Additionally, I’ve become involved in two real estate deals. One, has an 80% probability of happening and my broker and I will be paid a commission for putting the deal together. The other I was asked to partner on, but I think I will decline because I don’t entirely know/trust the other partner. This one has a lower probability of going through, but I should be able to negotiate a very nice commission if it does. So, all things considered February has been a pretty good month so far.
The best news for stock investors like ourselves is that our investments have continued working for us. Even when while we have other things to address.
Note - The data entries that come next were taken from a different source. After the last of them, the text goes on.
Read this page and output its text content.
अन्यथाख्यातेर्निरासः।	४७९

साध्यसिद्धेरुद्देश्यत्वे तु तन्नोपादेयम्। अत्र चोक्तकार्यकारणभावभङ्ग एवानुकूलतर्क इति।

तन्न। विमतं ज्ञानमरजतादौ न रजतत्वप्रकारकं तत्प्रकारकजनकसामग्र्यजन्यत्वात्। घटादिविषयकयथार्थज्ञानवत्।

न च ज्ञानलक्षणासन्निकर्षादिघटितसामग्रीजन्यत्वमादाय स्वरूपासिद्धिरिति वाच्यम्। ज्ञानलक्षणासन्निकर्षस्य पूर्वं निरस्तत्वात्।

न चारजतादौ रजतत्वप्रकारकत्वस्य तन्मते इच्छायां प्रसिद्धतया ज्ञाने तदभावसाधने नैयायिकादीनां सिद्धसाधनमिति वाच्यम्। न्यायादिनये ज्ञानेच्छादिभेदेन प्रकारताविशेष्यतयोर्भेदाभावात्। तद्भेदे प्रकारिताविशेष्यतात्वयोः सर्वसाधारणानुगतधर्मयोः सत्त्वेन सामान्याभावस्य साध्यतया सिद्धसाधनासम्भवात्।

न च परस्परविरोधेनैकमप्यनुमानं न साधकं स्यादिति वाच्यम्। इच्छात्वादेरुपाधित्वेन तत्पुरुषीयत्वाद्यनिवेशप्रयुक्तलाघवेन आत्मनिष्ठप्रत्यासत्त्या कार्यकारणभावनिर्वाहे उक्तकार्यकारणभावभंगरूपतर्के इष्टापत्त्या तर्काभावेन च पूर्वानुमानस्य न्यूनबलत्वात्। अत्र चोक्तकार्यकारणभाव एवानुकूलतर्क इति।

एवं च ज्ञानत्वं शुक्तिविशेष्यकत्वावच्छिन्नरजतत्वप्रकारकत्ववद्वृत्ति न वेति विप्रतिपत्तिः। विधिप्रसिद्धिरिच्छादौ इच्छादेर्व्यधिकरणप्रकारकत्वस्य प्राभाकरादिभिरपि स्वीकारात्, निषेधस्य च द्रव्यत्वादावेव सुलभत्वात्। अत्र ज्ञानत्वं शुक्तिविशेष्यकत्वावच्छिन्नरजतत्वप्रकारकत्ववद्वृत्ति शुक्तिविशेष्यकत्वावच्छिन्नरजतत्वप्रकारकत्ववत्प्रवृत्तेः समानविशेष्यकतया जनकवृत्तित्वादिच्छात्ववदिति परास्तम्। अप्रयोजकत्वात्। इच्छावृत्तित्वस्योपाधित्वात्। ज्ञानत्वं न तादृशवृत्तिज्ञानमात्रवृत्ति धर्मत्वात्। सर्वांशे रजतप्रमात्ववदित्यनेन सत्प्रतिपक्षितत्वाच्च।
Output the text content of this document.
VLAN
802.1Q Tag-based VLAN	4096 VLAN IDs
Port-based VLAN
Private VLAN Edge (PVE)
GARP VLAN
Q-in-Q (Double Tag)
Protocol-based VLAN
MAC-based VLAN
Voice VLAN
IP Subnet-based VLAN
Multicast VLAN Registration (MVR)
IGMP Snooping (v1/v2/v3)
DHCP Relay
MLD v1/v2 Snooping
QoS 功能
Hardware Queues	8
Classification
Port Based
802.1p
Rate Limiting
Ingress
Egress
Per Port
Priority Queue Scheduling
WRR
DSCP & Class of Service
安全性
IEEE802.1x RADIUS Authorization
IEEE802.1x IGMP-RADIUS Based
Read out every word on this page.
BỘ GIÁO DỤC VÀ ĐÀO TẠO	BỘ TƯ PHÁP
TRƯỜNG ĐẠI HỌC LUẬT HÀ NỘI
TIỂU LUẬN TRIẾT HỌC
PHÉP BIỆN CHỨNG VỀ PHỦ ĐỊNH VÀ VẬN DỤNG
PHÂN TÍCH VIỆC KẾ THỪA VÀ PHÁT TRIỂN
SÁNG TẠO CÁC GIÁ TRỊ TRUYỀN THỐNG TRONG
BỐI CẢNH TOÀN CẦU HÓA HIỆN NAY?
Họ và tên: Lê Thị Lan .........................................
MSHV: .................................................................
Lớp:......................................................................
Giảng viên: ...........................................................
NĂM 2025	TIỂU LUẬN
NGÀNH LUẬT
In the last month we’ve received dividends from numerous companies including: General Electric (GE), Kraft (KRFT), Procter & Gamble (PG), and McDonalds (MCD). Better yet, some of our best investments including Visa (V) and National Western Life Insurance (NWLI), have produced solid returns as they have continued to grow both revenue and profits. Unfortunately, Mattel (MAT) has continued to struggle as a company…….and it’s stock has been hammered. I still feel that the most recent 10% of price decline is an over reaction, based on a 6% decline in gross sales and the mess at the west coast ports. Time will tell, but at $25, we’re a buyer again.
I have also been pleased to see the yield on US Treasuries climb slightly and the price of bond proxy investments (like REITs and Utilities) decline accordingly. In my opinion all three groups are still grossly overpriced, but this is a step in the right direction. We also continue to think that emerging market economies and agriculture will be the next broad themes in which we invest. We have identified another small US based insurance company which, if our research pans out, will be our next “Cigar Butt Investment”. We’ll keep you all in the loop.
We own GE, KRFT, PG, V, NWLI, and MCD. This update is for informational purposes only and should not be considered a recommendation for anyone to buy, sell, or hold any equities. I am not a financial professional. Please do your own research and seek the advice of a licensed professional before investing.